La vedo correre verso di me. Una ragazza bionda, minuta, sulla trentina. Gli occhi verdissimi, pieni di terrore. «Stanno arrivando! Stanno arrivando!», urla. Poi svanisce tra la folla. In fondo alla strada appare un uomo con la folta barba bianca, seguito da uno stuolo di esseri deformi. Emettono versi spaventosi, animaleschi, mentre avanzano trascinando un enorme carro infuocato. Sono i Krampus, i Diavoli del Natale.
Sono arrivato a Igls nel pomeriggio. Questo villaggio del Tirolo, a pochi chilometri da Innsbruck, ricorda un dipinto di Brueghel il Vecchio. Un agglomerato di case dai tetti spioventi fa capolino tra gli alberi spogli, ricoperti da una neve fitta e azzurrognola. Il debole ticchettio delle luci natalizie rompe il silenzio. Un silenzio oggi rassicurante ma che un tempo, quando qui non c’erano hotel, negozi o piste da sci, era come un fantasma che aleggiava minaccioso sulle abitazioni e risvegliava paure ataviche. Ogni rumore, anche il più lieve, era visto con sospetto: poteva essere un innocuo vicino di casa, un animale selvatico o il diavolo.
San Nicola, Sankt Nikolaus, Sinterklaas, Santa Klaus: oggi lo conosciamo come Babbo Natale ma qui è ancora rappresentato coi suoi abiti da vescovo, il pastorale e la mitra. Si avvicina accompagnato da uno stuolo d’angeli, distribuisce regali ai bambini e li protegge dall’attacco dei Krampus che sbraitano, si dimenano, inseguono e colpiscono selvaggiamente con verghe, fruste e fasci di sterpi chiunque incontrino sul loro cammino. La gente del posto si mette al riparo e cerca di evitarli. I turisti li fotografano, pur mantenendo un atteggiamento cauto. I corpi tesi, pronti a scappare. Non siamo nel centro di Innsbruck, dove la manifestazione ha un alto grado di spettacolarizzazione. Qui l’atmosfera è più tesa, più autentica.

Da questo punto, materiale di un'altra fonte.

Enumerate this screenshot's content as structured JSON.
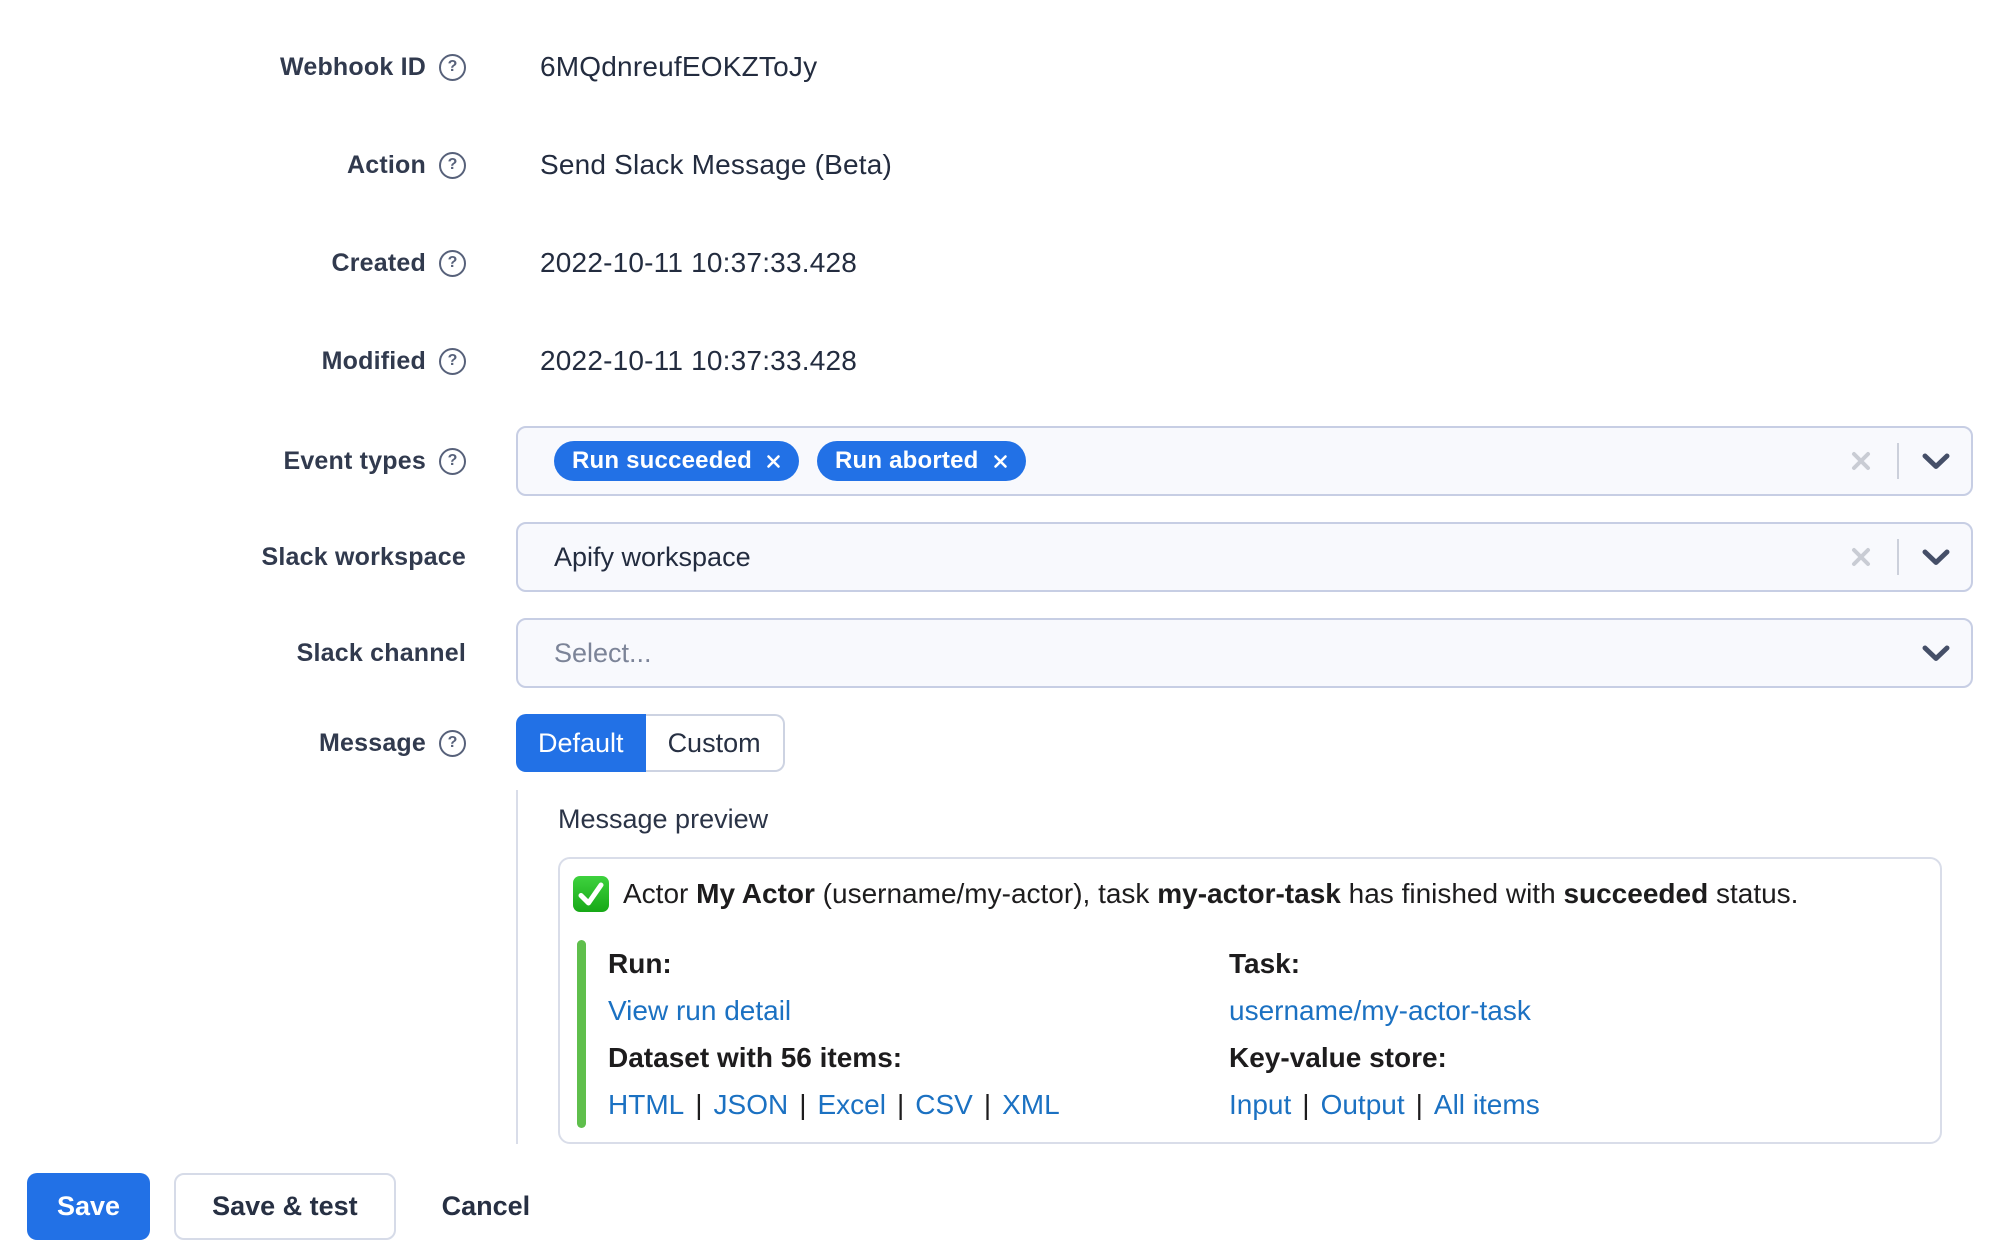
{
  "colors": {
    "accent": "#2271e6",
    "link": "#1b71c2",
    "green": "#5fbf4c"
  },
  "glyphs": {
    "help": "?"
  },
  "separator": "|",
  "form": {
    "static_fields": [
      {
        "label": "Webhook ID",
        "value": "6MQdnreufEOKZToJy"
      },
      {
        "label": "Action",
        "value": "Send Slack Message (Beta)"
      },
      {
        "label": "Created",
        "value": "2022-10-11 10:37:33.428"
      },
      {
        "label": "Modified",
        "value": "2022-10-11 10:37:33.428"
      }
    ],
    "event_types": {
      "label": "Event types",
      "tags": [
        {
          "text": "Run succeeded"
        },
        {
          "text": "Run aborted"
        }
      ]
    },
    "slack_workspace": {
      "label": "Slack workspace",
      "value": "Apify workspace"
    },
    "slack_channel": {
      "label": "Slack channel",
      "placeholder": "Select..."
    },
    "message": {
      "label": "Message",
      "tabs": [
        {
          "label": "Default",
          "active": true
        },
        {
          "label": "Custom",
          "active": false
        }
      ]
    }
  },
  "preview": {
    "heading": "Message preview",
    "status_line": {
      "prefix": "Actor ",
      "actor_name": "My Actor",
      "middle1": " (username/my-actor), task ",
      "task_name": "my-actor-task",
      "middle2": " has finished with ",
      "status": "succeeded",
      "suffix": " status."
    },
    "run_column": {
      "title": "Run:",
      "link": "View run detail",
      "dataset_title": "Dataset with 56 items:",
      "format_links": [
        "HTML",
        "JSON",
        "Excel",
        "CSV",
        "XML"
      ]
    },
    "task_column": {
      "title": "Task:",
      "link": "username/my-actor-task",
      "store_title": "Key-value store:",
      "store_links": [
        "Input",
        "Output",
        "All items"
      ]
    }
  },
  "actions": {
    "save": "Save",
    "save_and_test": "Save & test",
    "cancel": "Cancel"
  }
}
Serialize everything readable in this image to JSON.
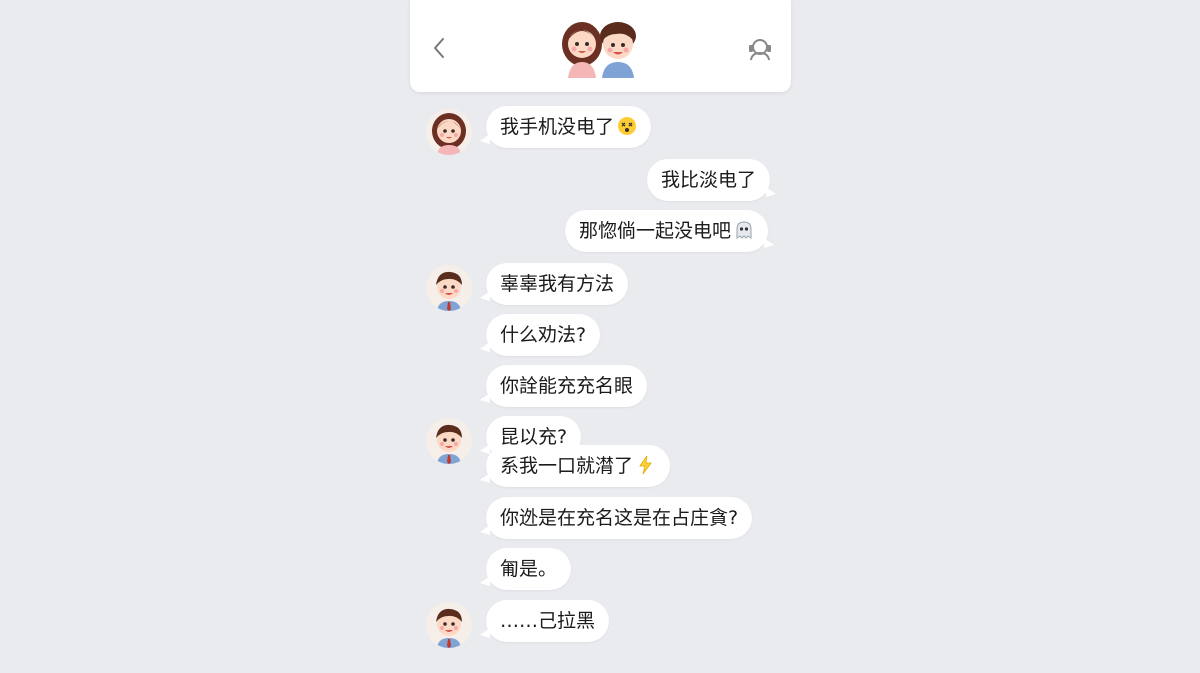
{
  "header": {
    "back_icon": "chevron-left-icon",
    "avatar_icon": "couple-avatar-icon",
    "contact_icon": "contact-icon"
  },
  "messages": [
    {
      "text": "我手机没电了",
      "side": "left",
      "sender": "girl",
      "emoji": "dizzy-face-emoji"
    },
    {
      "text": "我比淡电了",
      "side": "right"
    },
    {
      "text": "那惚倘一起没电吧",
      "side": "right",
      "emoji": "ghost-emoji"
    },
    {
      "text": "辜辜我有方法",
      "side": "left",
      "sender": "boy"
    },
    {
      "text": "什么劝法?",
      "side": "left"
    },
    {
      "text": "你詮能充充名眼",
      "side": "left"
    },
    {
      "text": "昆以充?",
      "side": "left",
      "sender": "boy"
    },
    {
      "text": "系我一口就潸了",
      "side": "left",
      "emoji": "lightning-emoji"
    },
    {
      "text": "你迯是在充名这是在占庄貪?",
      "side": "left"
    },
    {
      "text": "匍是。",
      "side": "left"
    },
    {
      "text": "……己拉黑",
      "side": "left",
      "sender": "boy"
    }
  ],
  "colors": {
    "background": "#e9ebef",
    "bubble": "#ffffff",
    "text": "#1b1b1b"
  }
}
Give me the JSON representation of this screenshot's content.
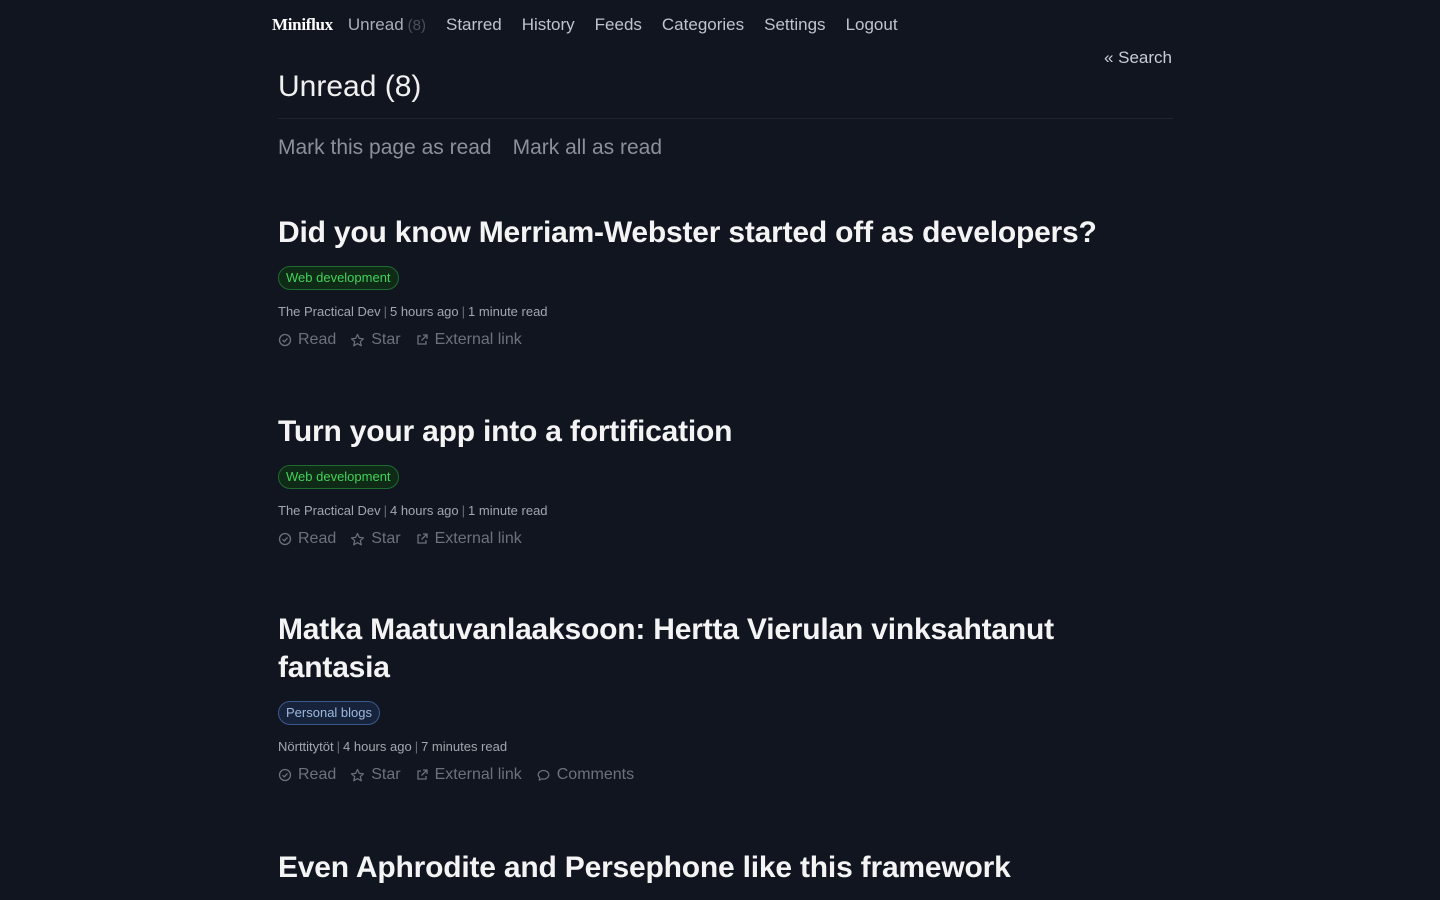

Le Krampuslauf, le sfilate dei Krampus, sono diffuse in molti dei paesi che un tempo facevano parte dell’impero Austro Ungarico. Si svolgono tradizionalmente la sera del 5 dicembre, alla vigilia della festa di San Nicola, e segnano l’inizio delle festività natalizie. La loro origine, però, risale alle cerimonie pagane con cui si celebrava il solstizio d’inverno, durante le quali era concesso dare sfogo al proprio lato oscuro. Nei villaggi più remoti dell’Alto Adige, del Friuli, dell’Austria, della Baviera e di altre aree dell’arco alpino, San Nicola prese il posto del Sol Invictus, la divinità della luce che sconfigge le tenebre in un mese, dicembre, caratterizzato dai giorni più corti dell’anno.
Oggi, sono i giovani che si travestono da Krampus a poter manifestare apertamente il loro lato selvaggio, animale, ma solo attraverso la maschera. Togliersela in pubblico è considerato un grande disonore. Inoltre, essere riconosciuti potrebbe provocare ritorsioni. Se coi forestieri sono più indulgenti, quando avvistano un loro compaesano, i Krampus lo circondano e lo colpiscono violentemente e, se questo reagisce o li provoca, loro rispondono in maniera ancora più brutale.
Quella dei Krampus è una festa fortemente sensoriale. I colpi secchi delle fruste, il suono cupo dei campanacci che i dèmoni portano legati ai costumi, il loro sbraitare animalesco e le urla di terrore si accompagnano alla visione del fuoco che libera in cielo milioni di particelle incandescenti; all’odore della legna che brucia; al tanfo selvatico delle pelli; al sentore acre dell’alcol che molti Krampus hanno consumato abbondante prima di scatenarsi.
Rincorse e inseguimenti vanno avanti per ore. La ragazza dagli occhi verdi è rimasta ad assistere in disparte, poi è andata via. Molti turisti, ormai stanchi ed esausti, hanno lasciato la manifestazione. Un Krampus solitario si aggira ancora per il paese. Continuerà a frustare e inseguire finché le sue forze glielo permetteranno, in questa notte di freddo e follia.